In the past I did all the GL calls and SwapBuffers() calls in a single thread and everything was great. However my windows were actually created in another thread so that all the windows event and the message pump is handled by that other thread.
When Kepler cards came along under certain conditions (certain Quadro profiles + Mosaic) my SwapBuffers() calls would hang. Nvidia told me this was because DeviceContexts are actually thread-affine, and GDI functions should only be called on them in the threads that created them. Quote from Nvidia "Calling GDI functions using an HDC from the non-hdc-affine thread has always been wrong (OpenGL is a GDI api and GDI objects like HDCs are thread-affine), but the failure cases are in general hard to repro."
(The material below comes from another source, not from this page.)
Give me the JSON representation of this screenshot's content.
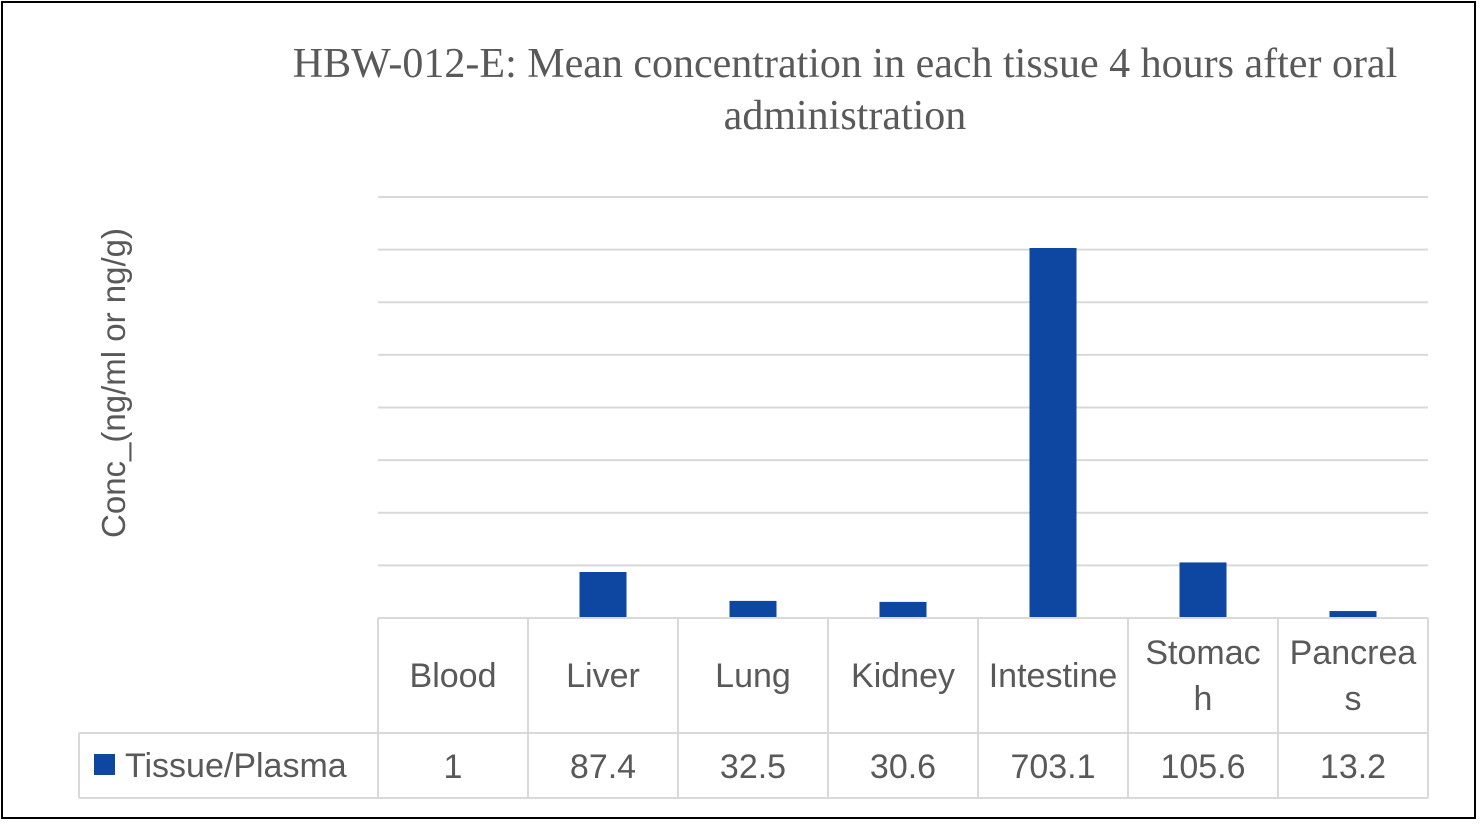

So I moved my SwapBuffers() to the window's thread with it's own GL context, and using GLsync objects and a renderbuffer I do all my rendering in the main thread still, and blit a framebuffer onto the DeviceContext before doing the SwapBuffers() in the window's threads. This works, but seems to have a large performance impact.

My new idea is to actually only do the SwapBuffers() in the window's thread, and not have a 2nd GL context at all. My theory is that since SwapBuffers() is actually a GDI function, and doesn't care about GL at all.
So I've tried it out and it actually works. I now do all my rendering in my main thread with a single context, including blitting the final image to the DC, then I call SwapBuffers() from the window's thread. No GL context is ever made current in the window's thread. I had update issues to start, but as a test I used glFinish before I sent the message to the window's thread telling it to swap the buffers, and the update issues went away, which makes sense.

The question is:
1. Am I just lucky that this is working, and will it not work on other random drivers/GPUs?
2. How do I properly synchronize this method, so SwapBuffers() happens after the blit is finished, and I don't start blitting before the previous SwapBuffers() has finished? Since I don't have a 2nd GL context in the window's thread I can't use GLsync objects there, although I can use them in the main thread. For the 2nd part, will attempting to blit to the DC from the main thread implicitly synchronize with the SwapBuffers()?

Thoughts? I'm also asking Nvidia this and will respond with anything they give me.